Coefficient plot of the joint dummy per 30 days in graph (a) from March 2020 to January 2021. Sub-graphs (c), (b) and (d) present week 8, 9 and 10 dummies (in a single regression with out the joint dummy). The coefficients within the diagrams have been remodeled ((e(beta _1-1)) for simpler interpretation.
Covid-19 associated deaths
It’s effectively established that the variety of Covid-19 exams varies between international locations2. For our identification technique, such cross-country variation in testing is captured by a rustic particular fastened impact ((CD_c)). Regional variation inside a rustic could nevertheless influence the outcomes if the variety of exams is disproportionately greater in areas with a faculty vacation in weeks 8, 9 and 10. This might for instance be attributable to higher public entry to testing in these areas. Utilizing the varsity vacation weeks to determine areas with excessive chance of preliminary publicity is a energy of the research as we will overcome potential issues associated to restricted preliminary testing capability in some international locations (importantly not Germany) or in comparatively extra rural areas. Word additionally that if testing capability was restricted and, for instance, regional capability was reached throughout March/April this may increasingly are inclined to bias the outcomes downward because the restrict could be reached first within the high-exposure areas.
This dialogue underscores the significance of exploring the robustness of the outcomes utilizing different Covid-19 associated outcomes. To research if (within-country) regional variation in testing impacts our outcomes, we will use different outcomes which don’t depend on public entry, such because the variety of Covid-19 associated deaths. To research this, we use information from Germany. The German RKI publishes information on the variety of instances and Covid-19 associated deaths for every NUTS 3 area. Germany is especially effectively fitted to this goal attributable to geographic and inhabitants measurement, giant variety of NUTS 3 areas, wide-spread testing from early phases and variation in timing of faculty vacation. Germany had homogeneous regional guidelines for testing20 and good relative preliminary testing capability21. It’s subsequently pure to analyze it additional. We are able to see from the sub-plots of Fig. 5, that the broad patterns are the identical. Utilizing the joint dummy mannequin or separate week dummies (week 8 or week 9/10 mixed) the outcomes present the identical tendencies. Full outcomes can be found in Tables E8, E9, E10 and E11 within the Appendix.

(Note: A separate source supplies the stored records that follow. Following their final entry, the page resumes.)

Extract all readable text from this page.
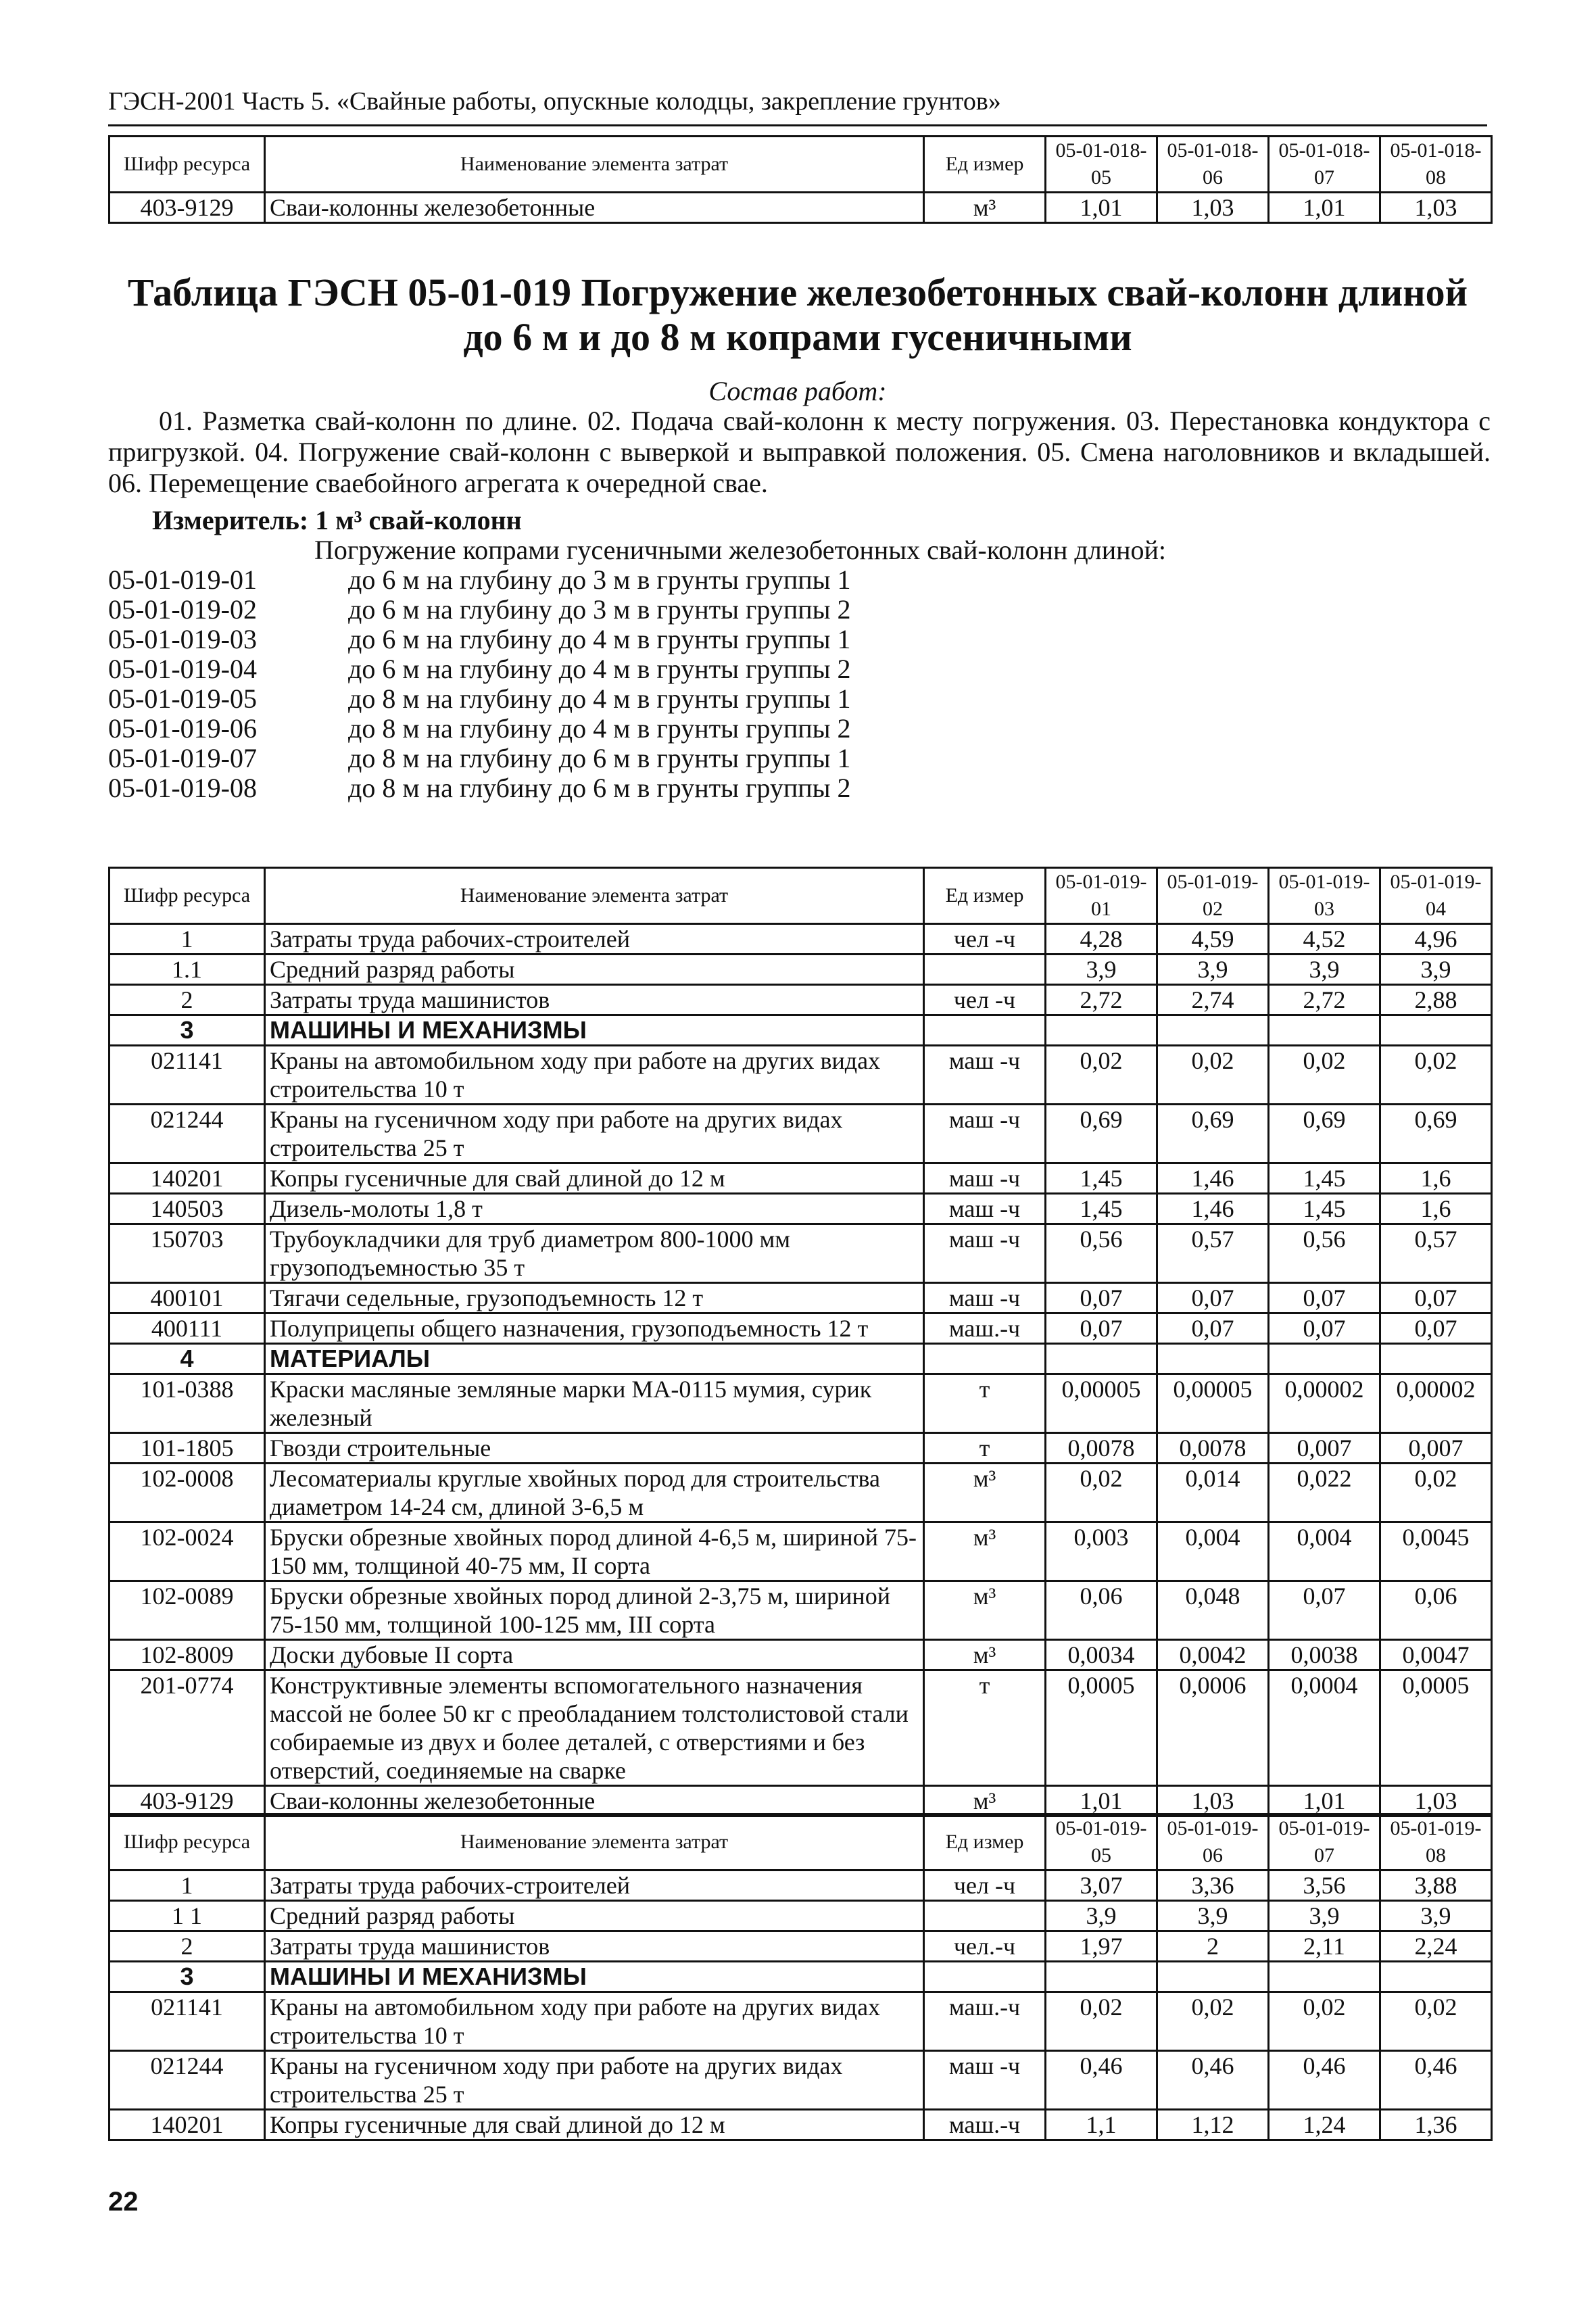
ГЭСН-2001 Часть 5. «Свайные работы, опускные колодцы, закрепление грунтов»
Шифр ресурса	Наименование элемента затрат	Ед измер	05-01-018-05	05-01-018-06	05-01-018-07	05-01-018-08
403-9129	Сваи-колонны железобетонные	м³	1,01	1,03	1,01	1,03
Таблица ГЭСН 05-01-019 Погружение железобетонных свай-колонн длиной до 6 м и до 8 м копрами гусеничными
Состав работ:
01. Разметка свай-колонн по длине. 02. Подача свай-колонн к месту погружения. 03. Перестановка кондуктора с пригрузкой. 04. Погружение свай-колонн с выверкой и выправкой положения. 05. Смена наголовников и вкладышей. 06. Перемещение сваебойного агрегата к очередной свае.
Измеритель: 1 м³ свай-колонн
Погружение копрами гусеничными железобетонных свай-колонн длиной:
05-01-019-01	до 6 м на глубину до 3 м в грунты группы 1
05-01-019-02	до 6 м на глубину до 3 м в грунты группы 2
05-01-019-03	до 6 м на глубину до 4 м в грунты группы 1
05-01-019-04	до 6 м на глубину до 4 м в грунты группы 2
05-01-019-05	до 8 м на глубину до 4 м в грунты группы 1
05-01-019-06	до 8 м на глубину до 4 м в грунты группы 2
05-01-019-07	до 8 м на глубину до 6 м в грунты группы 1
05-01-019-08	до 8 м на глубину до 6 м в грунты группы 2
Шифр ресурса	Наименование элемента затрат	Ед измер	05-01-019-01	05-01-019-02	05-01-019-03	05-01-019-04
1	Затраты труда рабочих-строителей	чел -ч	4,28	4,59	4,52	4,96
1.1	Средний разряд работы		3,9	3,9	3,9	3,9
2	Затраты труда машинистов	чел -ч	2,72	2,74	2,72	2,88
3	МАШИНЫ И МЕХАНИЗМЫ					
021141	Краны на автомобильном ходу при работе на других видах строительства 10 т	маш -ч	0,02	0,02	0,02	0,02
021244	Краны на гусеничном ходу при работе на других видах строительства 25 т	маш -ч	0,69	0,69	0,69	0,69
140201	Копры гусеничные для свай длиной до 12 м	маш -ч	1,45	1,46	1,45	1,6
140503	Дизель-молоты 1,8 т	маш -ч	1,45	1,46	1,45	1,6
150703	Трубоукладчики для труб диаметром 800-1000 мм грузоподъемностью 35 т	маш -ч	0,56	0,57	0,56	0,57
400101	Тягачи седельные, грузоподъемность 12 т	маш -ч	0,07	0,07	0,07	0,07
400111	Полуприцепы общего назначения, грузоподъемность 12 т	маш.-ч	0,07	0,07	0,07	0,07
4	МАТЕРИАЛЫ					
101-0388	Краски масляные земляные марки МА-0115 мумия, сурик железный	т	0,00005	0,00005	0,00002	0,00002
101-1805	Гвозди строительные	т	0,0078	0,0078	0,007	0,007
102-0008	Лесоматериалы круглые хвойных пород для строительства диаметром 14-24 см, длиной 3-6,5 м	м³	0,02	0,014	0,022	0,02
102-0024	Бруски обрезные хвойных пород длиной 4-6,5 м, шириной 75-150 мм, толщиной 40-75 мм, II сорта	м³	0,003	0,004	0,004	0,0045
102-0089	Бруски обрезные хвойных пород длиной 2-3,75 м, шириной 75-150 мм, толщиной 100-125 мм, III сорта	м³	0,06	0,048	0,07	0,06
102-8009	Доски дубовые II сорта	м³	0,0034	0,0042	0,0038	0,0047
201-0774	Конструктивные элементы вспомогательного назначения массой не более 50 кг с преобладанием толстолистовой стали собираемые из двух и более деталей, с отверстиями и без отверстий, соединяемые на сварке	т	0,0005	0,0006	0,0004	0,0005
403-9129	Сваи-колонны железобетонные	м³	1,01	1,03	1,01	1,03
Шифр ресурса	Наименование элемента затрат	Ед измер	05-01-019-05	05-01-019-06	05-01-019-07	05-01-019-08
1	Затраты труда рабочих-строителей	чел -ч	3,07	3,36	3,56	3,88
1 1	Средний разряд работы		3,9	3,9	3,9	3,9
2	Затраты труда машинистов	чел.-ч	1,97	2	2,11	2,24
3	МАШИНЫ И МЕХАНИЗМЫ					
021141	Краны на автомобильном ходу при работе на других видах строительства 10 т	маш.-ч	0,02	0,02	0,02	0,02
021244	Краны на гусеничном ходу при работе на других видах строительства 25 т	маш -ч	0,46	0,46	0,46	0,46
140201	Копры гусеничные для свай длиной до 12 м	маш.-ч	1,1	1,12	1,24	1,36
22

Germany solely: outcomes for the variety of instances and deaths (joint week 8/9/10 dummy or individually week 8 and week 9(10) dummy. Sturdy normal errors clustered at NUTS 2 stage.
City or rural persistence
Urbanization is usually mentioned in relation to the unfold of Covid-19 and plenty of cities have skilled giant outbreaks (e.g. New York, Madrid, Stockholm). A priority could subsequently be that the end result are pushed by city areas with excessive preliminary publicity. To research if and what position urbanization performs for the persistence of Covid-19 we add an interplay time period for the joint vacation break dummy (week 8, 9 or 10) and our categorical variable for urbanization. The outcomes present that the diploma of persistence is stronger in extra rural areas. It needs to be famous that the stage of the unfold of Covid-19 is greater in city areas, however from the graphs we will see that the persistence associated to preliminary publicity is greater (as may be seen from a major interplay within the fall). The persistence is roughly 30% greater in intermediate city areas and over 50% greater in rural areas within the fall. This means that Covid-19 persists even in smaller, extra distant settings that skilled excessive preliminary publicity, and never solely in city settings. See Fig. 6 and Desk E7. A possible clarification could possibly be that containment insurance policies have been extra focused at city areas, and underestimated the potential persistence of Covid-19 in comparatively rural communities.

City/rural variations. Interplay of urbanization dummy and the joint week 8, 9 and 10 dummy. Outcomes are remodeled as earlier than.